4. Quels répulsifs privilégier pour un jeune enfant ?
Les répulsifs cutanés homologués existent en formulations adaptées par tranche d'âge, à demander en pharmacie. Ils s'appliquent sur les zones découvertes en évitant le visage, les mains et les plis, et jamais sur une peau irritée ou lésée.
5. Quand faut-il appeler les secours après une piqûre ?
Dès l'apparition d'un gonflement du visage ou de la gorge, d'une gêne respiratoire, d'une éruption qui s'étend ou d'un malaise. Ces signes peuvent évoluer très vite vers un choc anaphylactique et imposent d'appeler le 15 ou le 112 sans attendre.
Conclusion
Entre l'extension du moustique tigre sur la quasi-totalité du territoire et le pic saisonnier de guêpes et d'abeilles en juillet-août, l'été impose une vigilance particulière autour des piqûres d'insectes, surtout avec de jeunes enfants.

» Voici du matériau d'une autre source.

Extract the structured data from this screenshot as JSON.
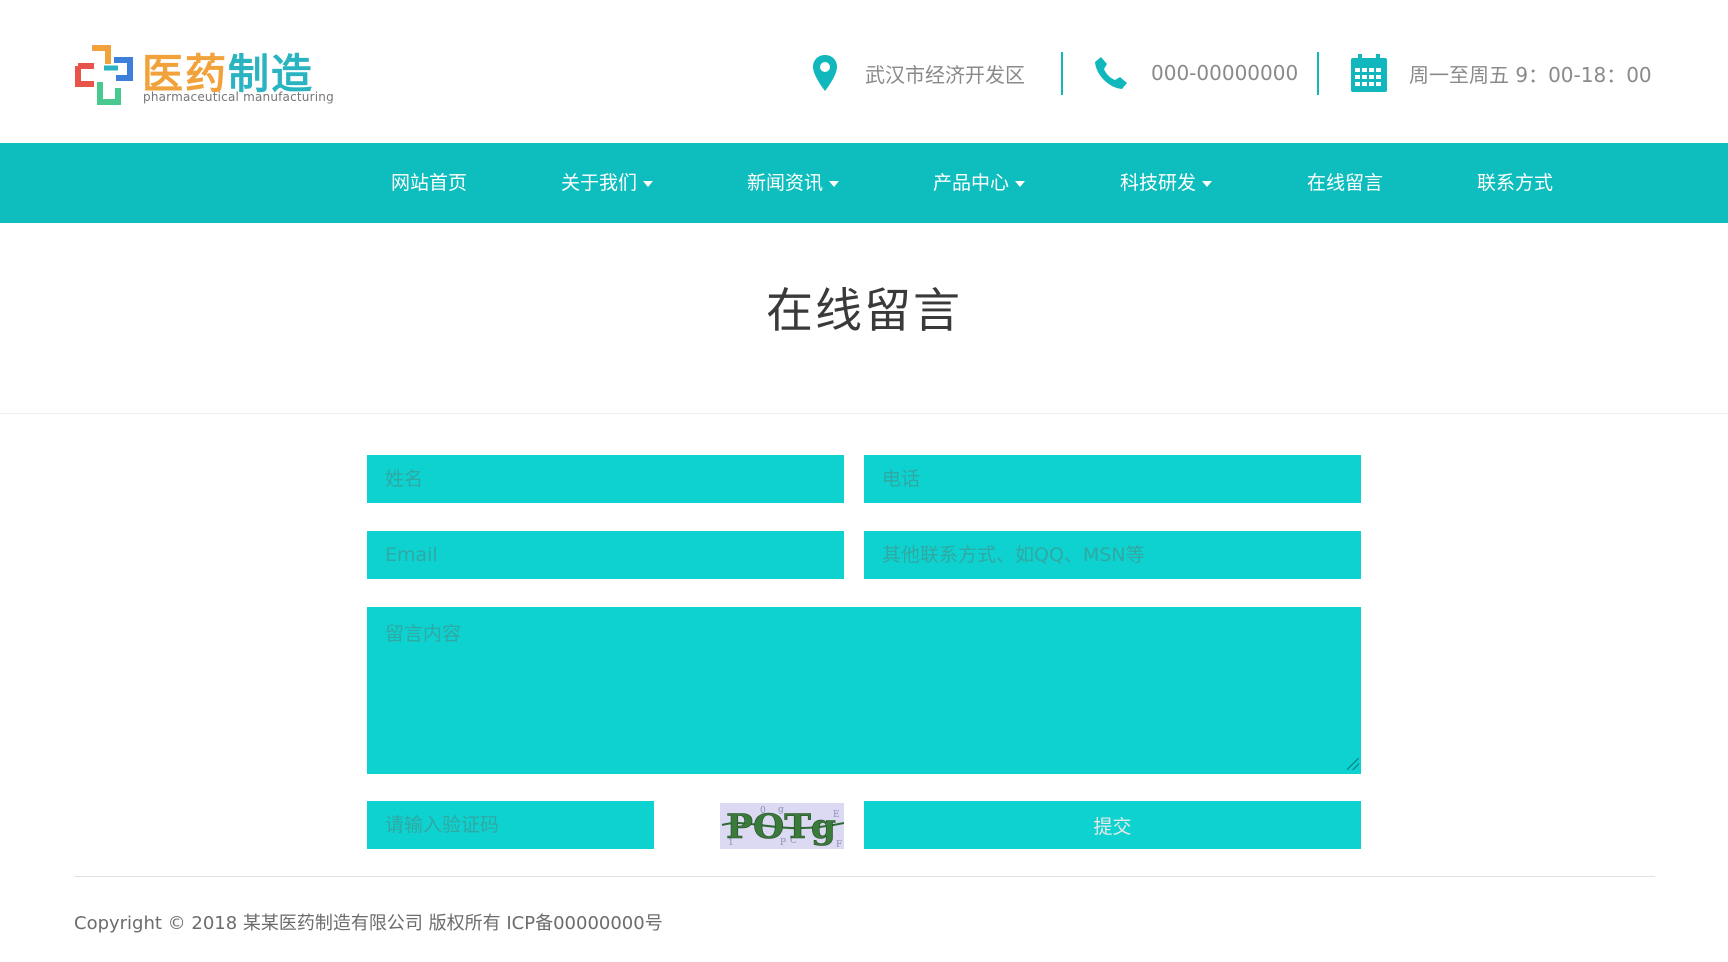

La bonne nouvelle, c'est que quelques réflexes simples, adaptés à chaque situation, suffisent à limiter les risques : suppression des eaux stagnantes, moustiquaires, répulsifs adaptés à l'âge, vigilance sur les boissons sucrées et connaissance des signes d'alerte d'une réaction allergique. Avec ces précautions en tête, les journées au jardin, les pique-niques et les vacances peuvent se dérouler sans mauvaise surprise.